I started to lose interest in the NBA when I moved to Washington in 1990. The Pistons were giving way to Jordan and the Bulls; I couldn’t have afforded cable, even if it had been available in my Capitol hill neighborhood (it wasn’t at the time); and I didn’t have access to Channel 50 any more. The Bullets were bad at the time, playing out in Landover, at the end of the Blue LIne, and I didn’t pay much attention to them. I was vaguely aware of Bernard King, Wes Unseld, Harvey Grant, and the mess of an organization that Tony Kornheiser called Les Boulez, but my interest in basketball was waning.

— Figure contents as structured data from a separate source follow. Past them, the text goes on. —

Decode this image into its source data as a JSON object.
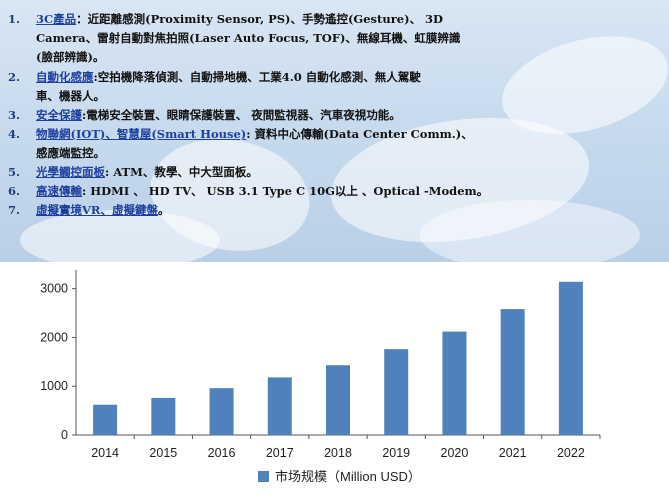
{
  "applications": [
    {
      "number": "1.",
      "category": "3C產品",
      "separator": "：",
      "description": "近距離感測(Proximity Sensor, PS)、手勢遙控(Gesture)、 3D"
    },
    {
      "number": "",
      "category": "",
      "separator": "",
      "description": "Camera、雷射自動對焦拍照(Laser Auto Focus, TOF)、無線耳機、虹膜辨識"
    },
    {
      "number": "",
      "category": "",
      "separator": "",
      "description": "(臉部辨識)。"
    },
    {
      "number": "2.",
      "category": "自動化感應",
      "separator": ":",
      "description": "空拍機降落偵測、自動掃地機、工業4.0 自動化感測、無人駕駛"
    },
    {
      "number": "",
      "category": "",
      "separator": "",
      "description": "車、機器人。"
    },
    {
      "number": "3.",
      "category": "安全保護",
      "separator": ":",
      "description": "電梯安全裝置、眼睛保護裝置、 夜間監視器、汽車夜視功能。"
    },
    {
      "number": "4.",
      "category": "物聯網(IOT)、智慧屋(Smart House)",
      "separator": ":",
      "description": " 資料中心傳輸(Data Center Comm.)、"
    },
    {
      "number": "",
      "category": "",
      "separator": "",
      "description": "感應端監控。"
    },
    {
      "number": "5.",
      "category": "光學觸控面板",
      "separator": ":",
      "description": " ATM、教學、中大型面板。"
    },
    {
      "number": "6.",
      "category": "高速傳輸",
      "separator": ":",
      "description": " HDMI 、 HD TV、 USB 3.1 Type C 10G以上 、Optical -Modem。"
    },
    {
      "number": "7.",
      "category": "虛擬實境VR、虛擬鍵盤",
      "separator": "",
      "description": "。"
    }
  ],
  "chart_data": {
    "type": "bar",
    "categories": [
      "2014",
      "2015",
      "2016",
      "2017",
      "2018",
      "2019",
      "2020",
      "2021",
      "2022"
    ],
    "series": [
      {
        "name": "市场规模（Million USD）",
        "values": [
          620,
          760,
          960,
          1180,
          1430,
          1760,
          2120,
          2580,
          3140
        ]
      }
    ],
    "ylim": [
      0,
      3300
    ],
    "yticks": [
      0,
      1000,
      2000,
      3000
    ],
    "legend_position": "bottom-center",
    "bar_color": "#4f81bd",
    "grid": false
  }
}
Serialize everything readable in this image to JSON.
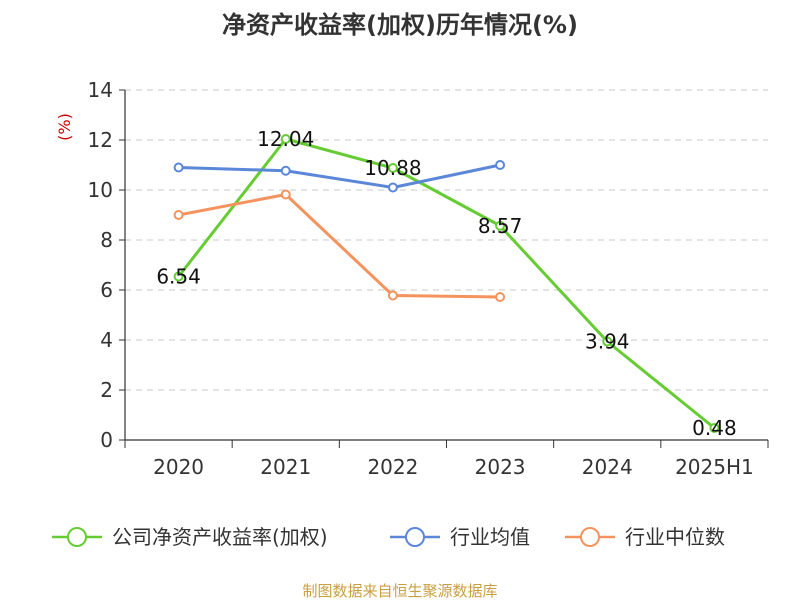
{
  "chart_data": {
    "type": "line",
    "title": "净资产收益率(加权)历年情况(%)",
    "ylabel": "(%)",
    "categories": [
      "2020",
      "2021",
      "2022",
      "2023",
      "2024",
      "2025H1"
    ],
    "ylim": [
      0,
      14
    ],
    "yticks": [
      0,
      2,
      4,
      6,
      8,
      10,
      12,
      14
    ],
    "grid": true,
    "legend_position": "bottom",
    "series": [
      {
        "name": "公司净资产收益率(加权)",
        "color": "#66cc33",
        "values": [
          6.54,
          12.04,
          10.88,
          8.57,
          3.94,
          0.48
        ],
        "labels": [
          "6.54",
          "12.04",
          "10.88",
          "8.57",
          "3.94",
          "0.48"
        ]
      },
      {
        "name": "行业均值",
        "color": "#5b87d9",
        "values": [
          10.9,
          10.77,
          10.1,
          11.0,
          null,
          null
        ]
      },
      {
        "name": "行业中位数",
        "color": "#f4935e",
        "values": [
          9.0,
          9.82,
          5.78,
          5.72,
          null,
          null
        ]
      }
    ],
    "source": "制图数据来自恒生聚源数据库"
  }
}
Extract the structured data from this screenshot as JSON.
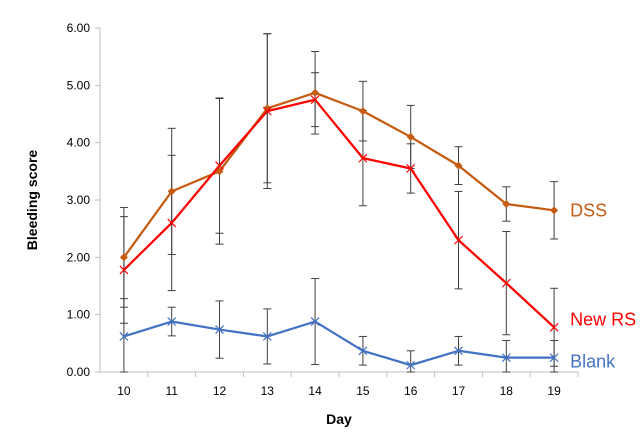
{
  "chart_data": {
    "type": "line",
    "title": "",
    "xlabel": "Day",
    "ylabel": "Bleeding score",
    "x": [
      10,
      11,
      12,
      13,
      14,
      15,
      16,
      17,
      18,
      19
    ],
    "ylim": [
      0,
      6
    ],
    "yticks": [
      "0.00",
      "1.00",
      "2.00",
      "3.00",
      "4.00",
      "5.00",
      "6.00"
    ],
    "grid": false,
    "legend": "direct labels at right end of each line",
    "series": [
      {
        "name": "DSS",
        "color": "#C55A11",
        "marker": "diamond",
        "values": [
          2.0,
          3.15,
          3.5,
          4.6,
          4.87,
          4.55,
          4.1,
          3.6,
          2.93,
          2.82
        ],
        "error": [
          0.87,
          1.1,
          1.27,
          1.3,
          0.72,
          0.52,
          0.55,
          0.33,
          0.3,
          0.5
        ]
      },
      {
        "name": "New RS",
        "color": "#FF0000",
        "marker": "x",
        "values": [
          1.78,
          2.6,
          3.6,
          4.55,
          4.75,
          3.73,
          3.55,
          2.3,
          1.55,
          0.78
        ],
        "error": [
          0.93,
          1.18,
          1.18,
          1.35,
          0.47,
          0.83,
          0.43,
          0.85,
          0.9,
          0.68
        ]
      },
      {
        "name": "Blank",
        "color": "#4472C4",
        "marker": "x",
        "values": [
          0.62,
          0.88,
          0.74,
          0.62,
          0.88,
          0.37,
          0.12,
          0.37,
          0.25,
          0.25
        ],
        "error": [
          0.66,
          0.25,
          0.5,
          0.48,
          0.75,
          0.25,
          0.25,
          0.25,
          0.3,
          0.3
        ]
      }
    ]
  }
}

It was saved by a few things. The first was fantasy basketball, which I started playing with a New York friend and his co-workers. We would get a fax (!) every week detailing the production of our players and our standing in the league. Our performance at first demonstrated our lack of knowledge about rotisserie basketball and the NBA, but I started paying a lot more attention to box scores than standings, and the 3rd iteration of our squad--which we had named Ice Team--led by Patrick Ewing, alongside the playmaking of Muggsy Bogues and the sharpshooting of Glen Rice, was a runaway winner in the 1993 season.

The Bullets also generated some attention from me as they began plans to move into a downtown arena, located in a derelict neighborhood that I sometimes walked through on my way home from work near the White House to my house near Eastern Market. Plus they were contemplating a name change, and the dismal choices--to be determined by a vote that was probably rigged, were also the subject of much derision.

I bought Bullets t-shirts for my groomsmen in 1997, failing to understand that the name change was more about merchandising than anything else, and that the iconic red white and blue motif with the outstretched hands logo was still going to be readily available at the gift shop.

But the new arena was coming and Michael Jordan himself, the man who had ended the Pistons’ run, and who I had watched on WGN when I was in law school, had joined the organization as President of basketball operations. Everything seemed to be going in the right direction for Washington basketball. I spent the 1997 and 1998 seasons in Macedonia, and, although I didn’t see much basketball, the Washington Post (now my hometown paper and internet home page) assigned two excellent writers, Michael Lee and Ivan Carter, to cover the local team, and the quality and breadth of their coverage was fantastic. Despite being 3,000 miles away, without American television, radio or newspaper, I felt like I was closer to a team than I had been since 1988, my last year in the Motor City.

We came back to DC the following year, but I didn’t watch much basketball in the 1999-2000 season. Partly because I had a newborn baby daughter, but mostly because the team, which featured in Juwan Howard, a star who in my view could never be the best player on a good team, and Mitch Richmond, a player who I had heard much about, but never really seen play, because he was on a west coast team that didn’t get any national exposure, wasn’t very good. The team had traded Chris Webber for him, after a promising season and a playoff appearance, but it was quickly evident that he was in the downward arc of his career. It was the type of player I would get used to seeing in Washington.

But give Michael a break. At least he was making moves, and in the 2000-01 season, which was to be Mitch Richmond’s last in the league, his hand-picked coach--a mildly successful NCAA veteran--guided the team to a 7th place finish and a place in the lottery, which in contravention of all Washington tradition, they won, selecting Kwame Brown, a high school phenom who, hand-picked by the GOAT himself, was going to help turn things around.

Anna was starting to talk and soon walk, and it was at this point, the 2001 season that our relationship with the team, and each other, really began.